Marie Soulié : Pour commencer, je dirais que ce n’est pas tout à fait comme cela qu’il faudrait s’y prendre. Justement le risque avec les EPI est qu’il ne faut pas les concevoir comme les IDD, les Itinéraires de Découverte, qui existaient auparavant. On partait de la production finale, de l’idée donc, et on raccrochait les disciplines par la suite. On a constaté – c’est d’ailleurs pour ça que ce projet a été abandonné – que quelquefois les projets étaient inscrits dans les disciplines, alors que d’autres fois, des projets intéressants naissaient, mais dans lesquels on cherchait l’ancrage disciplinaire. Nous avons donc procédé différemment. Avec ma collègue (Aurore Coustalat, ndlr), nous nous sommes d’abord dit qu’il serait intéressant d’arriver à croiser nos deux matières, l’anglais et le français.

La première étape de travail a cependant été individuelle : pendant quelques semaines, nous nous sommes penchées toutes les deux sur nos propres programmes. Nous y avons trouvé des pistes de croisements, qui nous ont quand même été fournies. Cette démarche nous a obligées à entreprendre quelque chose que nous n’avions jamais accompli – du moins, personnellement, c’est quelque chose que je n’avais jamais encore fait – : lire les programmes des autres disciplines.

À partir de cette recherche, nous avons fixé les compétences sur lesquelles nous voulions travailler. Pour résumer, je voulais évidemment me centrer sur l’écriture, et Aurore (Coustalat, ndlr) surtout sur l’oral.

Ensuite seulement, nous avons construit le projet. Nous n’avons pas décidé d’un seul coup de travailler sur Harry Potter, au contraire. Nous avons basculé dans Harry car je voulais créer un EPI avec mes 5e et souhaitais vraiment traiter la description. À partir du concept de description d’un lieu, nous avons eu l’idée d’utiliser Google Street View, puis nous avons pensé qu’immerger les enfants dans un endroit précis à Londres serait bénéfique. Nous avons découvert, sur Google Street View, le Chemin de Traverse recréé dans les studios de la Warner, et c’est comme cela que nous avons trouvé notre accroche.

PJP : Comment avez-vous procédé pour découper le projet en étapes avec votre collègue ? Avez-vous fait un brainstorming commun puis divisé les étapes en fonction des compétences que vous vouliez travailler ?

Marie Soulié : Nous avons réfléchi chacune de notre côté, en construisant un tableau qui regroupait les différents points que nous voulions travailler. À partir de là, nous avons commencé à nous projeter. Comme je vous l’ai dit, nous sommes parties de Google Street View.
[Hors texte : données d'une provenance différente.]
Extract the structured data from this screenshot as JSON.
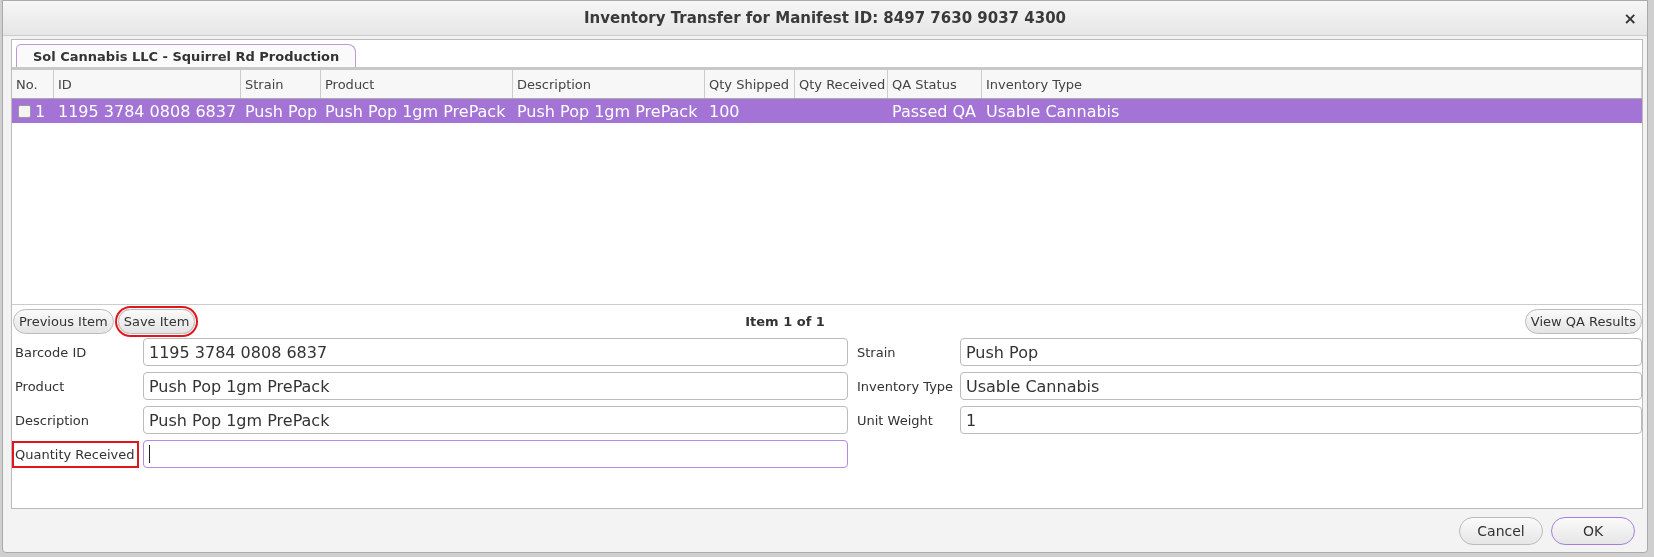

Puis, tout de suite, nous avons eu le désir d’inventer une simulation globale, c’est-à-dire d’immerger les élèves dans un univers du début à la fin, afin qu’ils aient vraiment un rôle à jouer dans cette aventure, comme des acteurs ou des personnages. Immédiatement, l’idée de parcours, de mission, s’est greffée à cette réflexion.

Nous avons alors joué une sorte de partie de ping-pong : je lançais une idée, elle la récupérait, certaines missions regroupaient des points de croisement, d’autres, au contraires, se centraient sur des points en français ou en en anglais, mais toujours dans une démarche complémentaire. Surtout, nous ne perdions jamais de vue notre projet central.

PJP : Quelle sera l’objectif final de l’EPI Sur les traces de Harry Potter pour vos élèves ?

Marie Soulié : Entre le moment où j’ai posté l’EPI sur PLUS et ce qu’il est devenu aujourd’hui, il a déjà évolué. La professeure d’EPS m’a dit qu’elle adorait le Quidditch et qu’elle souhaitait mettre en pratique dans son cours les règles du jeu que les enfants inventeraient en anglais, en modélisant le terrain, en le mesurant. L’enseignante de mathématiques est aussi intervenue pour rejoindre le projet, parce que le thème des hologrammes lui plaisait beaucoup, afin de faire fabriquer des pyramides inversées aux élèves.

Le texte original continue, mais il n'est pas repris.